16S rRNA gene Next-Generation Sequencing (16SNGS) for bacterial pathogen identification: Pilot Study in a malaysian teaching hospital

Abstract

Background: Culture and biochemical testing (CBtest) have been routinely used for bacterial pathogen identification in many clinical microbiology laboratories. The process usually takes at least three days to obtain results. CBtest was found to be unideal for slow-growing or difficult-to-culture bacteria. With the advent of 16SNGS, infecting bacteria in clinical samples can be identified without culturing. In this pilot study, we evaluated and compared the usage of 16SNGS versus CBtest for bacterial pathogen identification in the clinical microbiology of our university teaching hospital. Methods and materials: Six bacteria samples identified as Escherichia coli, Staphylococcus aureus, Acinetobacter sp., Haemophilus influenzae, Burkholderia pseudomallei and Mycobacterium tuberculosis, respectively using CBtest were subjected to identification via 16SNGS targetting V3–V4 regions. B.E. Patho, a “plug-and-play” bioinformatics suite, was used for analysis of 16SNGS sequencing reads to identify bacteria samples. Turn-around time (TAT), cost and operator skills for both CBtest and 16SNGS workflows were determined. Results: Identification results for Acinetobacter sp., H. influenzae, B. pseudomallei, S. aureusand M. tuberculosis were similar at the genus level for both workflows. Interestingly, 16SNGS identified the E. coli sample as Klebsiella; this sample was later confirmed to be of mixed Enterobacteriaceae via further testing. S. aureus was accurately identified by both workflows at the species level. TAT for CBtest was 3 d for easy-to-culture bacteria such as E. coli and S. aureus, while it reached 60 d for M. tuberculosis. Of note, 16SNGS gave similar TAT of 5–6 d for all tested bacteria.

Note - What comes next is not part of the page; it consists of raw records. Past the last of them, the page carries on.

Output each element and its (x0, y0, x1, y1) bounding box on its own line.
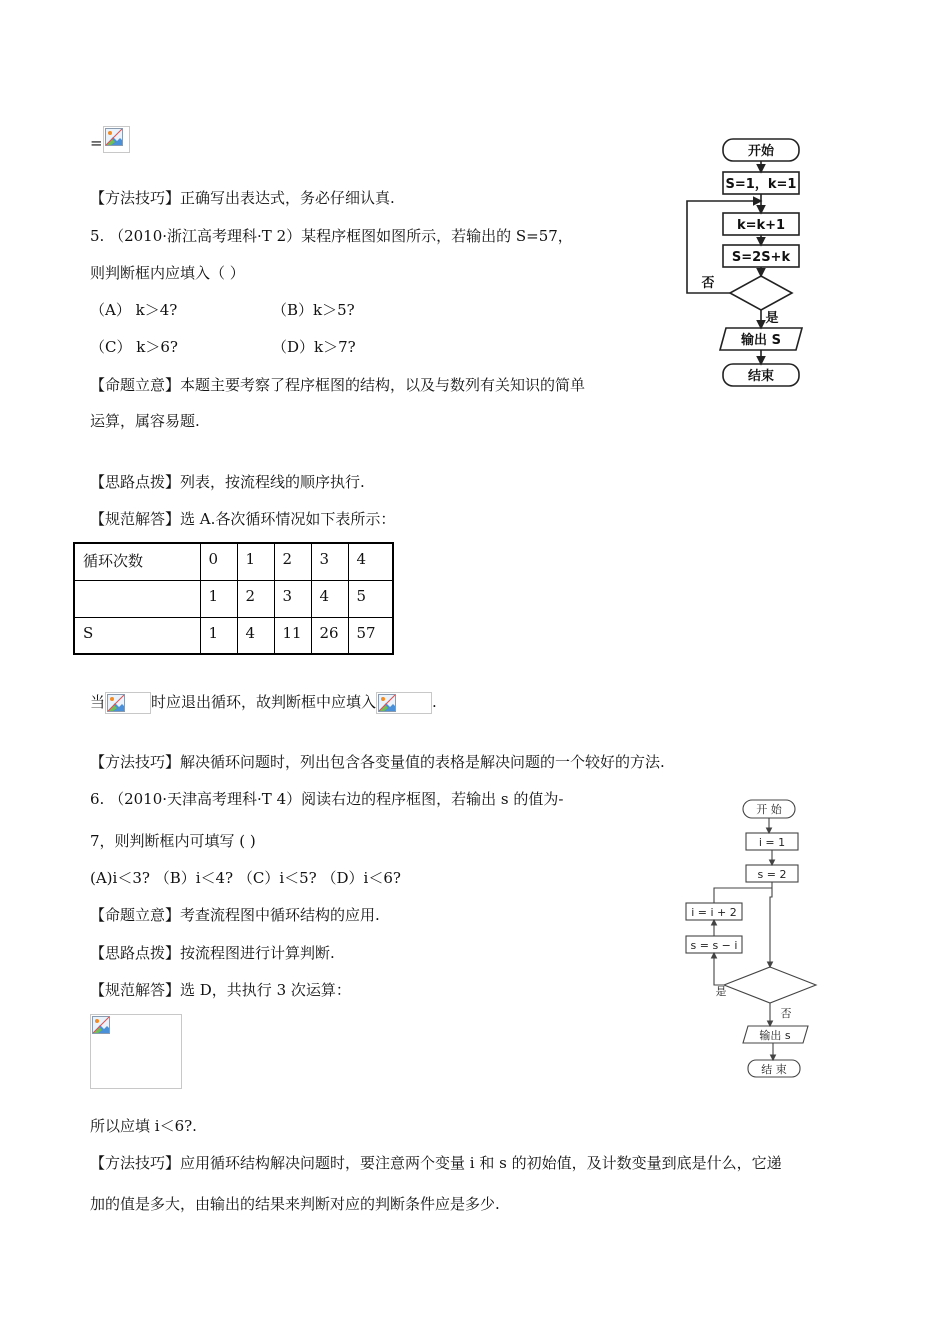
q5-intent-line2: 运算，属容易题. (90, 412, 200, 430)
flow6-init-s-label: s = 2 (757, 868, 787, 881)
broken-image-icon (103, 126, 130, 153)
q6-conclusion: 所以应填 i＜6?. (90, 1117, 197, 1135)
flow6-inc-i-label: i = i + 2 (691, 906, 737, 919)
decision-node (724, 967, 816, 1003)
table-cell: 4 (237, 617, 274, 654)
q5-hint: 【思路点拨】列表，按流程线的顺序执行. (90, 473, 365, 491)
decision-node (730, 276, 792, 310)
q6-method-line2: 加的值是多大，由输出的结果来判断对应的判断条件应是多少. (90, 1195, 500, 1213)
q6-stem-line2: 7，则判断框内可填写 ( ) (90, 832, 256, 850)
table-row (74, 543, 393, 580)
flow-init-label: S=1，k=1 (725, 177, 797, 192)
q6-hint: 【思路点拨】按流程图进行计算判断. (90, 944, 335, 962)
table-cell: 26 (311, 617, 348, 654)
table-cell: 3 (274, 580, 311, 617)
table-row (74, 580, 393, 617)
q6-answer: 【规范解答】选 D，共执行 3 次运算： (90, 981, 351, 999)
table-cell: 4 (348, 543, 393, 580)
q6-intent: 【命题立意】考查流程图中循环结构的应用. (90, 906, 380, 924)
table-cell: 57 (348, 617, 393, 654)
table-cell: 1 (200, 617, 237, 654)
table-cell: 2 (237, 580, 274, 617)
q5-option-c: （C） k＞6? (90, 338, 178, 356)
table-cell: 3 (311, 543, 348, 580)
q5-stem-line1: 5. （2010·浙江高考理科·T 2）某程序框图如图所示，若输出的 S=57， (90, 227, 573, 245)
q5-answer: 【规范解答】选 A.各次循环情况如下表所示： (90, 510, 396, 528)
table-cell (74, 580, 200, 617)
table-cell: 1 (200, 580, 237, 617)
q5-flowchart (678, 133, 808, 395)
flow6-start-label: 开 始 (756, 803, 782, 816)
table-cell: 2 (274, 543, 311, 580)
table-row (74, 617, 393, 654)
q5-exit-end: . (432, 693, 437, 711)
loop-table (73, 542, 394, 655)
flow-start-label: 开始 (747, 144, 775, 159)
q5-intent-line1: 【命题立意】本题主要考察了程序框图的结构，以及与数列有关知识的简单 (90, 376, 586, 394)
table-cell: 0 (200, 543, 237, 580)
q6-options: (A)i＜3? （B）i＜4? （C）i＜5? （D）i＜6? (90, 869, 401, 887)
q5-option-b: （B）k＞5? (272, 301, 355, 319)
q5-method: 【方法技巧】解决循环问题时，列出包含各变量值的表格是解决问题的一个较好的方法. (90, 753, 665, 771)
table-cell: 11 (274, 617, 311, 654)
table-cell: 1 (237, 543, 274, 580)
broken-image-icon (376, 692, 432, 714)
q6-flowchart (676, 795, 826, 1085)
q5-exit-middle: 时应退出循环，故判断框中应填入 (151, 693, 377, 711)
table-cell: 循环次数 (74, 543, 200, 580)
flow6-init-i-label: i = 1 (758, 836, 786, 849)
broken-image-icon (105, 692, 151, 714)
broken-image-icon (90, 1014, 182, 1089)
q6-method-line1: 【方法技巧】应用循环结构解决问题时，要注意两个变量 i 和 s 的初始值，及计数变量到底是什么，它递 (90, 1154, 782, 1172)
table-cell: S (74, 617, 200, 654)
flow-step2-label: S=2S+k (731, 250, 791, 265)
flow6-end-label: 结 束 (761, 1063, 787, 1076)
table-cell: 4 (311, 580, 348, 617)
q6-stem-line1: 6. （2010·天津高考理科·T 4）阅读右边的程序框图，若输出 s 的值为- (90, 790, 564, 808)
q5-exit-line (90, 692, 437, 714)
q5-option-a: （A） k＞4? (90, 301, 178, 319)
flow6-upd-s-label: s = s − i (690, 939, 738, 952)
flow-yes-label: 是 (765, 311, 779, 326)
flow-no-label: 否 (701, 276, 715, 291)
q5-stem-line2: 则判断框内应填入（ ） (90, 264, 245, 282)
flow-output-label: 输出 S (741, 333, 781, 348)
flow-step1-label: k=k+1 (736, 218, 786, 233)
table-cell: 5 (348, 580, 393, 617)
method-tip-q4: 【方法技巧】正确写出表达式，务必仔细认真. (90, 189, 395, 207)
flow-end-label: 结束 (747, 369, 775, 384)
flow6-yes-label: 是 (715, 985, 727, 998)
flow6-no-label: 否 (780, 1007, 792, 1020)
equation-line (90, 126, 130, 153)
flow6-output-label: 输出 s (759, 1029, 791, 1042)
q5-option-d: （D）k＞7? (272, 338, 356, 356)
q5-exit-prefix: 当 (90, 693, 106, 711)
equals-sign: = (90, 134, 103, 152)
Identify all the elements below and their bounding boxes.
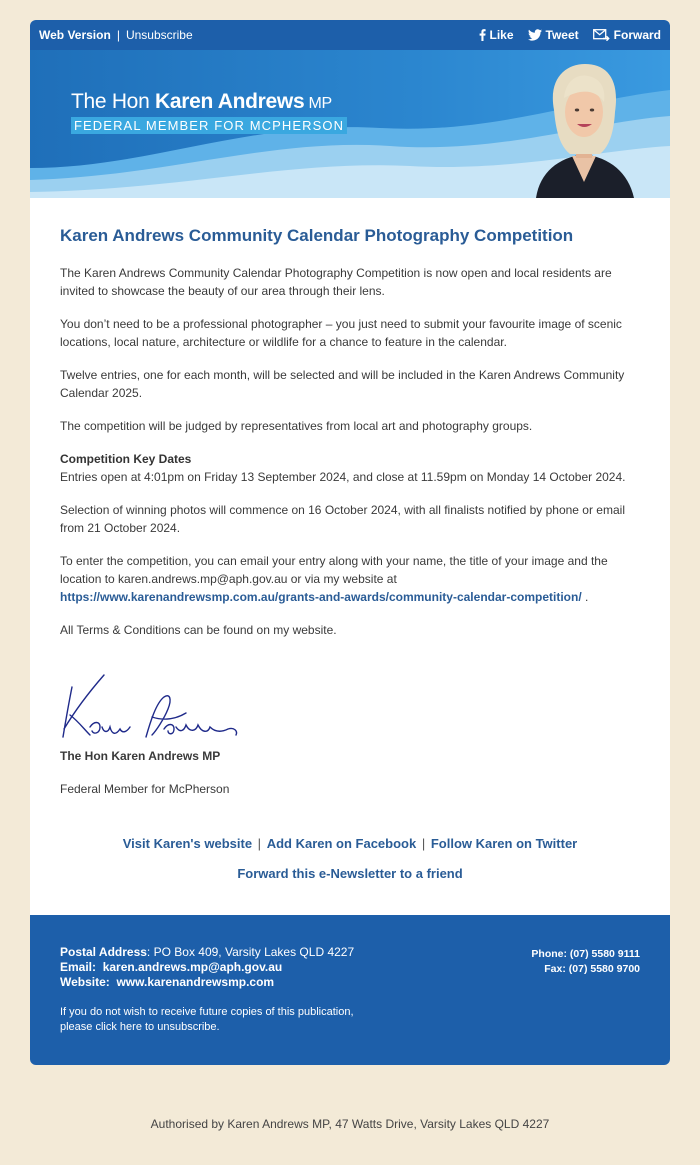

CBtest incurred lower costs per identification (highest at 21.24 USD with API NH strip) compared to 416.74USD for 16SNGS. With the usage of the B.E. Patho bioinformatics suite, sequencing reads from 16SNGS were interpreted into bacteria identities with 6 touchscreen steps. Therefore, technicians trained in CBtest operated the 16SNGS workflow with no prior bioinformatics knowledge; nevertheless, training in DNA extraction, PCR and sequencing was a prerequisite for them. Conclusion: Alternative 16SNGS target regions or genes could be investigated, should identification of bacteria species be required for patient treatment. Notwithstanding its cost, 16SNGS could be a possible option for bacteria identification in clinical microbiology laboratories in the future.